Cyber Security company CipherTrace put out an alert after noticing a jump in news over the last 24 hours of user funds stolen by a Chrome browser extension acting as a regular MetaMask cryptocurrency wallet.

The notification stated that the firm saw a jump of signals and comments in the web crypto community that customers’ funds were stolen.

As an answer to online criticism that MetaMask isn’t undertaking the efforts to keep users safe from possibly dangerous web pages and downloads, CPO Jacob Cantele of MetaMask said on Twitter that at the moment they are alerting in several locations in the product, maintaining a phishing detector that alerts about tens of thousands of malicious websites, undertaking constant security marketing campaigns, and having legal tools to try and delete such websites.


Links to fake MetaMask sites are unintentionally reposted by crypto ventures and are recorded to appear often as Google Ads on the top of the 1st result in Google searches for the word “metamask.”

After visiting a phishing site that appears as the real MetaMask website or after you download a malicious browser extension, users need to put in their twelve-word password to link to their wallet. The password is then captured by the phisher, and the wallet loses the money on it.
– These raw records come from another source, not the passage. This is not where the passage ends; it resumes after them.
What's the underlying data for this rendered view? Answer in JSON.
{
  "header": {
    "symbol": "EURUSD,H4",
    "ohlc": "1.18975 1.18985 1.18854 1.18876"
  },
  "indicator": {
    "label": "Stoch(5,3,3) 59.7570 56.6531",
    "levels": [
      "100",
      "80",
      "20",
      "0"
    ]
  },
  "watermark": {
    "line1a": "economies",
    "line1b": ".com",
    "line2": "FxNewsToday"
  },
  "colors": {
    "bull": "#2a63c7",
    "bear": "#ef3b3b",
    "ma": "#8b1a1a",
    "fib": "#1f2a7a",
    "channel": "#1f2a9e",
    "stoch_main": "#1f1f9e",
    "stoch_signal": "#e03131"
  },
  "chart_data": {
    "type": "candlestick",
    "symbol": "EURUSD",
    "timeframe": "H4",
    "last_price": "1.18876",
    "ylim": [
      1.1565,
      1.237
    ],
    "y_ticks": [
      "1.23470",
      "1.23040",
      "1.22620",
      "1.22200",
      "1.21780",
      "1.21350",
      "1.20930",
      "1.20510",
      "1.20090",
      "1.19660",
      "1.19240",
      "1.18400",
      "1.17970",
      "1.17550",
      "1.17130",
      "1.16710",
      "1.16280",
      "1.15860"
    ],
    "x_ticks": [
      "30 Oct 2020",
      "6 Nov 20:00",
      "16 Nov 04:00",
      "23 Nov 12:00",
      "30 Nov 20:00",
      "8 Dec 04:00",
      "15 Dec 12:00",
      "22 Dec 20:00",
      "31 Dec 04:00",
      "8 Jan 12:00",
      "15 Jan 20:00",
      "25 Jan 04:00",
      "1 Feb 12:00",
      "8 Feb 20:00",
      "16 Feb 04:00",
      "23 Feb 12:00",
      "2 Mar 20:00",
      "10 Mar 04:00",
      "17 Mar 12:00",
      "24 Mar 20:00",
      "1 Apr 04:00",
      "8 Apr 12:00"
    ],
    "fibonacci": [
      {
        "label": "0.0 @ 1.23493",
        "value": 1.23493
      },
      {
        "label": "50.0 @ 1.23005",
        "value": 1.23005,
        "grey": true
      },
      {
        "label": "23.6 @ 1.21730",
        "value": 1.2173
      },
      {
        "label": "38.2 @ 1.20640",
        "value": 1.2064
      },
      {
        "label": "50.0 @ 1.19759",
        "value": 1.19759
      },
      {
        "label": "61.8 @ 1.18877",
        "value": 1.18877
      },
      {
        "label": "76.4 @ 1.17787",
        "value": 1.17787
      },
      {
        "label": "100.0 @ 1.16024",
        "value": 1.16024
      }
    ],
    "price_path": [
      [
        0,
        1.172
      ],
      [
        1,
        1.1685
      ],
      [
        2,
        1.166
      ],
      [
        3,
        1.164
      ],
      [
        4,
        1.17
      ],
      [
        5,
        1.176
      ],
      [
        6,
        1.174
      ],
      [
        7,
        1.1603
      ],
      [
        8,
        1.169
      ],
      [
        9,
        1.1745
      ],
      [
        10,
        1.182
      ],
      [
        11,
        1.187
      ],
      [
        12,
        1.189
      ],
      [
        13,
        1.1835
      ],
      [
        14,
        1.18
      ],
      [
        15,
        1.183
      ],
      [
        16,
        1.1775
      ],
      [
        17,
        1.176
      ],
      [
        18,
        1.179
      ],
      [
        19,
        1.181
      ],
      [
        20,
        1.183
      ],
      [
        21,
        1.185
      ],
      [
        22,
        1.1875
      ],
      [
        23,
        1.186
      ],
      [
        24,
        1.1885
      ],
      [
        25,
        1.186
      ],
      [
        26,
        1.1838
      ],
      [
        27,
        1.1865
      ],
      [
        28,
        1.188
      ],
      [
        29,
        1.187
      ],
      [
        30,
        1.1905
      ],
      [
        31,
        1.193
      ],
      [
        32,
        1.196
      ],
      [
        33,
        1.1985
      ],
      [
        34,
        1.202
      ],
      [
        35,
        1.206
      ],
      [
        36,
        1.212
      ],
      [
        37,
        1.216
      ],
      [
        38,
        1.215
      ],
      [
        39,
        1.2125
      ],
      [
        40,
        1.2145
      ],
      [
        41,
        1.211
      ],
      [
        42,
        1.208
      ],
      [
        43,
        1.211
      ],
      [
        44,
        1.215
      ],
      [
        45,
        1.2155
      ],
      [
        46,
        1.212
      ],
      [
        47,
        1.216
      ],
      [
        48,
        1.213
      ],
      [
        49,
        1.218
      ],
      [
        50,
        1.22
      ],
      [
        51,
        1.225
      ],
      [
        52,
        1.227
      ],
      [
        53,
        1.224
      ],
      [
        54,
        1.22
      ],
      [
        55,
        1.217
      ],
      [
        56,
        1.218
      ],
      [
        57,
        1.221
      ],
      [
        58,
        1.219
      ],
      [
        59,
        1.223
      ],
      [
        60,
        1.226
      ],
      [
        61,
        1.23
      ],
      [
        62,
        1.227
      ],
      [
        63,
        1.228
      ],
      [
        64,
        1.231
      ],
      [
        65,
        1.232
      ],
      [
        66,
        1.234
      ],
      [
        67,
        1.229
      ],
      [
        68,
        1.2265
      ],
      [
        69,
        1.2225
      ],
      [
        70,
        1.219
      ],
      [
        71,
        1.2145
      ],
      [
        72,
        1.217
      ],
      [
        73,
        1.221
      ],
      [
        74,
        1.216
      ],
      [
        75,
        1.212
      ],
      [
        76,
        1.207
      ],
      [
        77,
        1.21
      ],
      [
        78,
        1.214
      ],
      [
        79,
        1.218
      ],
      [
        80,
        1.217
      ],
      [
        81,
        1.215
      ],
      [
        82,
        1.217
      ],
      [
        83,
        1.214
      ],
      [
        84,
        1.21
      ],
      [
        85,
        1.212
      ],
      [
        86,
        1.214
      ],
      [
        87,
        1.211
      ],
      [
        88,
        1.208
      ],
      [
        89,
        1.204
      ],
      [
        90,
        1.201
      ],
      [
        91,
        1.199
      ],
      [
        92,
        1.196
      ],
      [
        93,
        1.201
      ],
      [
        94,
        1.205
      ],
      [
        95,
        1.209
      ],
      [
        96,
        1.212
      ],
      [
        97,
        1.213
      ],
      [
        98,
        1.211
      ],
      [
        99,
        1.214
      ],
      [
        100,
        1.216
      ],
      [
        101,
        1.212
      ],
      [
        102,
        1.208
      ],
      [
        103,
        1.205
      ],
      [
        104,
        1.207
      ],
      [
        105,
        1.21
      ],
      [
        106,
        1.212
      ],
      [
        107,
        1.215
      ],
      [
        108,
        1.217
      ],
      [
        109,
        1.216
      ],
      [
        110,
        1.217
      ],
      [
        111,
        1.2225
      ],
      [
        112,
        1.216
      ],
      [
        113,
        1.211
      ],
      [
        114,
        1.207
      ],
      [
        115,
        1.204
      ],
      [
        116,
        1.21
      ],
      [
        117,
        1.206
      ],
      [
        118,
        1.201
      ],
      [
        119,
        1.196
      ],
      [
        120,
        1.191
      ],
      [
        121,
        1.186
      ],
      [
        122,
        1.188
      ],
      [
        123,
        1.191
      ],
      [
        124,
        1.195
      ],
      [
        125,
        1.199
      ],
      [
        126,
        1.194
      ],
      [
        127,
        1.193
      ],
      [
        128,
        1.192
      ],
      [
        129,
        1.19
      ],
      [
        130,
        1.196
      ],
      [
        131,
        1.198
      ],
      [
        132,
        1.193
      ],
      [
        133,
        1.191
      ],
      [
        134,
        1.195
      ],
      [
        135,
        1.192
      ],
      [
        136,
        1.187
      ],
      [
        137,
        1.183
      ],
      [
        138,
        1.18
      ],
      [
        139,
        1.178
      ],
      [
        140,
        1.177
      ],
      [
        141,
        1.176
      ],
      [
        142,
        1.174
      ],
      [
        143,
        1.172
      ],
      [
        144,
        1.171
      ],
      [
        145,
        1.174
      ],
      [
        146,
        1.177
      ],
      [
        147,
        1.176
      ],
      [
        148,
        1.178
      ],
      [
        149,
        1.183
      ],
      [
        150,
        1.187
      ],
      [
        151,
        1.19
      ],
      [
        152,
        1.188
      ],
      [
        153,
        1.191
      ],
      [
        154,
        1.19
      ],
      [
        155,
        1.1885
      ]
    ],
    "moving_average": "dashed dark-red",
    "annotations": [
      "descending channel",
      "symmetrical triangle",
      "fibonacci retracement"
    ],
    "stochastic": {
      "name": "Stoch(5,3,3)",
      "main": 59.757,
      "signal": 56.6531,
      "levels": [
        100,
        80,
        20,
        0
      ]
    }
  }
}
MetaMask claims that the safest method for not getting scammed is downloading the app just from the official website, or from the Google Chrome shop. Always avoid visiting such links on other web pages.

For those who got the extension before, MetaMask will show a bright red alert when a user tries to access a web page that has been identified before as a phishing website.

If you are a MetaMask uncertain whether a web page has been identified as malicious are advised to visit CryptoScamDB and put in a web page URL or IP address where it is cross-referred to a database of reported scam and phishing web pages.

In October, MetaMask revealed that it reached and went over the number of 1M active users on a month-to-month basis, primarily due to the rapid decentralized financing trend during summer and autumn. Growing Ether costs and a broad user base indicate that this form of phishing attack are not going away soon.